Było to niezapomniane przeżycie. Tuż po moim przybyciu rozległ się gong: na jego dźwięk każda z opiekunek sektorów wybiera cztery podopieczne i idzie wraz z nimi do kuchni. Zobaczyłam pannę Manning, panią Pretty i panią Jelf w towarzystwie dwunastu bladych więźniarek idących ze wzrokiem wbitym w podłogę i rękami splecionymi z przodu. Budynek dla kobiet nie ma własnej kuchni: posiłki wydawane są z części dla mężczyzn. W związku z zasadą uniemożliwiania jakiegokolwiek kontaktu pomiędzy skazanymi obojga płci, kobiety muszą cierpliwie poczekać, aż mężczyźni zabiorą swoją zupę i opuszczą kuchnię. Panna Ridley objaśniła mi to wyczerpująco.
– Nie wolno im patrzeć na mężczyzn – zakończyła. Takie są przepisy.

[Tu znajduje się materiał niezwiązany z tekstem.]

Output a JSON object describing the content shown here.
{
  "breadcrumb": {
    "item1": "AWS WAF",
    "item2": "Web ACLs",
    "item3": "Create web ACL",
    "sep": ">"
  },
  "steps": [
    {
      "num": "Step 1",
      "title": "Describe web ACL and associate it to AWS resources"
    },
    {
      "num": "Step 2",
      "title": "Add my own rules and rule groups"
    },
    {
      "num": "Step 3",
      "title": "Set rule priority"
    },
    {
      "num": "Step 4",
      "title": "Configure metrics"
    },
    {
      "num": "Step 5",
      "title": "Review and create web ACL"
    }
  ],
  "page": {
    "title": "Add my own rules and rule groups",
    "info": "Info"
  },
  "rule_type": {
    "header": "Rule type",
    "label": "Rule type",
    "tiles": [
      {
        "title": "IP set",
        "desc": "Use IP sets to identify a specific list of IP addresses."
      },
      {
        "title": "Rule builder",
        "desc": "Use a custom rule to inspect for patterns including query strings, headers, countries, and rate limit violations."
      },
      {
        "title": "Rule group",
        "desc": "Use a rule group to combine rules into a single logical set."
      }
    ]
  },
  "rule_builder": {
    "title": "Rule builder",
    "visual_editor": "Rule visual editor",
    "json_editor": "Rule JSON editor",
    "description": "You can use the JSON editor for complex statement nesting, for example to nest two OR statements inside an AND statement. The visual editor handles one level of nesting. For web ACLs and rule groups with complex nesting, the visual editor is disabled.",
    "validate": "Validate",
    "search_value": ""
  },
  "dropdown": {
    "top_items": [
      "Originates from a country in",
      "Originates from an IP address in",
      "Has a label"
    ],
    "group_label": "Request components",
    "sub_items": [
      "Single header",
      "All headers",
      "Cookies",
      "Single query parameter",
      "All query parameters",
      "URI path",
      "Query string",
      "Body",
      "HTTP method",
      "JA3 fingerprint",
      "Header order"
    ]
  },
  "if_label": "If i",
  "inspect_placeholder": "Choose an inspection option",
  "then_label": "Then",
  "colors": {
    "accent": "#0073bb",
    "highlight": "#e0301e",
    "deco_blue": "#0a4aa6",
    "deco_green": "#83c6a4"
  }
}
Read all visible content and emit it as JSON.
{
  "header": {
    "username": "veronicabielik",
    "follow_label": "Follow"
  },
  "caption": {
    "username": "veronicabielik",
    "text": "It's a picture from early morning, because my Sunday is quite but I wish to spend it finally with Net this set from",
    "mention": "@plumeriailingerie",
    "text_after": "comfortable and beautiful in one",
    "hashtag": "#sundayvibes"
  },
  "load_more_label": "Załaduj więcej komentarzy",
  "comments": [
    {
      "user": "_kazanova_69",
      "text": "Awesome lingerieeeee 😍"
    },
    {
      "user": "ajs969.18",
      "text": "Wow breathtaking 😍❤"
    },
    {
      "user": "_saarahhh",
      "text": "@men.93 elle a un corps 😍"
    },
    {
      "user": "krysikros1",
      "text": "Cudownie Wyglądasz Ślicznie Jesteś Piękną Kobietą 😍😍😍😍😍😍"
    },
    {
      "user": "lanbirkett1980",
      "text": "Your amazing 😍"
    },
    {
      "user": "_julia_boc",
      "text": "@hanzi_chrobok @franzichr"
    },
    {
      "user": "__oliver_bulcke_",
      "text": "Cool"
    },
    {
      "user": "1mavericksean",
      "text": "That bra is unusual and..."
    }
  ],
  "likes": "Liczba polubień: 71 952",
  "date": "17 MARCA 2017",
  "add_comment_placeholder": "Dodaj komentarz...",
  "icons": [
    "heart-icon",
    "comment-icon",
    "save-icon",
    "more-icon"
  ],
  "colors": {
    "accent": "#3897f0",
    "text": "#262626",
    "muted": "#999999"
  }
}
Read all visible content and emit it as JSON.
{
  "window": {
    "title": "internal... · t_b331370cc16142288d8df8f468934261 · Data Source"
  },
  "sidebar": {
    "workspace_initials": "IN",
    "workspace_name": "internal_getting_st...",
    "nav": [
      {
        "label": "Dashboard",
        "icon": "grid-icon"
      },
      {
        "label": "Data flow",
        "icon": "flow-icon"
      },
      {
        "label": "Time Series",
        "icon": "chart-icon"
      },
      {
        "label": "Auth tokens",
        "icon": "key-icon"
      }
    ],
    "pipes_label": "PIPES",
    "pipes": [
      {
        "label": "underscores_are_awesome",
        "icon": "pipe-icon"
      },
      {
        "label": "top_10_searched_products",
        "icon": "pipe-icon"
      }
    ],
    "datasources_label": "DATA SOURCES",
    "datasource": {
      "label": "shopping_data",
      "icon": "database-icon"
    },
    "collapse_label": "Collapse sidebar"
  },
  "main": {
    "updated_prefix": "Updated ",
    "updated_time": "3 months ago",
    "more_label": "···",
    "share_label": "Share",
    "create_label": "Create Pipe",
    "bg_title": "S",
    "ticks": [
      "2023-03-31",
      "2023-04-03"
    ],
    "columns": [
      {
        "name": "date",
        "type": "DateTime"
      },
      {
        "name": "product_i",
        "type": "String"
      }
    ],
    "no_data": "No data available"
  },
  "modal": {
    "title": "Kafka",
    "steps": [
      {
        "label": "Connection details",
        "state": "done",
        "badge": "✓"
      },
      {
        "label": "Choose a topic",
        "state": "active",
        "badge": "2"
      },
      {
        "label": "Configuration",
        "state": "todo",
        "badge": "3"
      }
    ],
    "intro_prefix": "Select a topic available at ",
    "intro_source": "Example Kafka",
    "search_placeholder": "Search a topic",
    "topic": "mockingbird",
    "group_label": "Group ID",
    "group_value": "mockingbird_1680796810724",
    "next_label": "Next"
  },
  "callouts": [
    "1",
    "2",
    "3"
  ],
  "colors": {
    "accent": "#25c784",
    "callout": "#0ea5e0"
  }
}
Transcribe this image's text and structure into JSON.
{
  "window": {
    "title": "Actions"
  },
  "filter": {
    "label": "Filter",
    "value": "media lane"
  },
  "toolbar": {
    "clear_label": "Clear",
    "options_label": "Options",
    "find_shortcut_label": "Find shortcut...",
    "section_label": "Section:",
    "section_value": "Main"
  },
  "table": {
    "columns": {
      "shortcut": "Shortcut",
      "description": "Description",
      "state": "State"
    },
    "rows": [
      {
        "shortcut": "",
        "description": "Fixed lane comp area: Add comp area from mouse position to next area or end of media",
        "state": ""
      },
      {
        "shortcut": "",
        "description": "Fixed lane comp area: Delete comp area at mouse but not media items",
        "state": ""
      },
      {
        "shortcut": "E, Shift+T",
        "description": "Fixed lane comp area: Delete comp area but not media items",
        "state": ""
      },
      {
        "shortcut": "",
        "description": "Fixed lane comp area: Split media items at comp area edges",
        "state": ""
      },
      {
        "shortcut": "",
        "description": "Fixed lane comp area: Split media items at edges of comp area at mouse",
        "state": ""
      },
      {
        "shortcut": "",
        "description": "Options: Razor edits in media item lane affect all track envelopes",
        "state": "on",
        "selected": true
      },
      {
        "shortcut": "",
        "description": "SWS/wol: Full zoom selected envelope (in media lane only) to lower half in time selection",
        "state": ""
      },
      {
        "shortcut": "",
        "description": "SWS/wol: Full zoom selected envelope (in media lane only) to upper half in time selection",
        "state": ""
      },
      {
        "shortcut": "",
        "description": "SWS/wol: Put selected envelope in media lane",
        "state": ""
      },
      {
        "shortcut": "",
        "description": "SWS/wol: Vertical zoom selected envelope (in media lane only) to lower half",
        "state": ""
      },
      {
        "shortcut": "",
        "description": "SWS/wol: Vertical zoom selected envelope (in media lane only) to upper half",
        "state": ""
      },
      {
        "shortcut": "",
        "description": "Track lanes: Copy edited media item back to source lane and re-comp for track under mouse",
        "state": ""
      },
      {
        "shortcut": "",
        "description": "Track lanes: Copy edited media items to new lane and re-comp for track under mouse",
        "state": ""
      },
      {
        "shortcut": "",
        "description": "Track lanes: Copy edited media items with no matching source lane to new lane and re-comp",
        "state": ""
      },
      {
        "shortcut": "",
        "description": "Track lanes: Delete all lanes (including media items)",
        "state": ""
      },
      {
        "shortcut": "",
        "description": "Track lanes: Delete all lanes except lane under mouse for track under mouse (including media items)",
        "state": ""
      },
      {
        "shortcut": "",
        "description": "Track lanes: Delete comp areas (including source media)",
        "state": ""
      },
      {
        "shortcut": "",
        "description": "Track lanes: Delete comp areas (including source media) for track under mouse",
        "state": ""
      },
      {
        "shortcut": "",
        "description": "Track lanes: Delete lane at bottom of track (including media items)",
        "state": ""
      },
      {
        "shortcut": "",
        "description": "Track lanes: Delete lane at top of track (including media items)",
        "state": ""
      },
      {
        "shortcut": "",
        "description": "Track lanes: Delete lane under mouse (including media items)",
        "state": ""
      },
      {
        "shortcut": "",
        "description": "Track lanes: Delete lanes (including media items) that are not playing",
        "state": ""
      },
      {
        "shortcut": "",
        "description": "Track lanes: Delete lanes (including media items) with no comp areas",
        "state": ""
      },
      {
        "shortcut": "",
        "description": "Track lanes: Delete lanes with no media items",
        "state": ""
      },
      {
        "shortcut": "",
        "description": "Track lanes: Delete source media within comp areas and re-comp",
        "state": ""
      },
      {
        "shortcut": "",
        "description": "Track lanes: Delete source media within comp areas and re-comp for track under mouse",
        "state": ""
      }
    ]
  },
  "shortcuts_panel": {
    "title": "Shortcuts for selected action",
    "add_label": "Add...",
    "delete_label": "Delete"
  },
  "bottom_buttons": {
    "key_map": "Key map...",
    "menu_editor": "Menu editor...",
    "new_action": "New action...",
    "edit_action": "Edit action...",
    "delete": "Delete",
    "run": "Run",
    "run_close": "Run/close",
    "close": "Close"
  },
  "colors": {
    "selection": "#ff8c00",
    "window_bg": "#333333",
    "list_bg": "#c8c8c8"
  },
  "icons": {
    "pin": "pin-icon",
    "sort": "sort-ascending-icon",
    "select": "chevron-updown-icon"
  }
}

W tym momencie zza zaryglowanych drzwi dobiegły pomruki oraz szurania ciężko obutych stóp: wówczas wyobraziłam sobie, że zamiast mężczyzn stoją tam gobliny o wstrętnych pyskach i z ogonami…
Wreszcie wszystko ucichło i panna Ridley zastukała w drzwi pękiem kluczy.
– W porządku, panie Lawrence?
– W porządku! – zabrzmiała odpowiedź, po czym otwarto drzwi, aby wpuścić więźniarki gęsiego do środka. Kucharz stał z założonymi rękami, przyglądając się im z namysłem.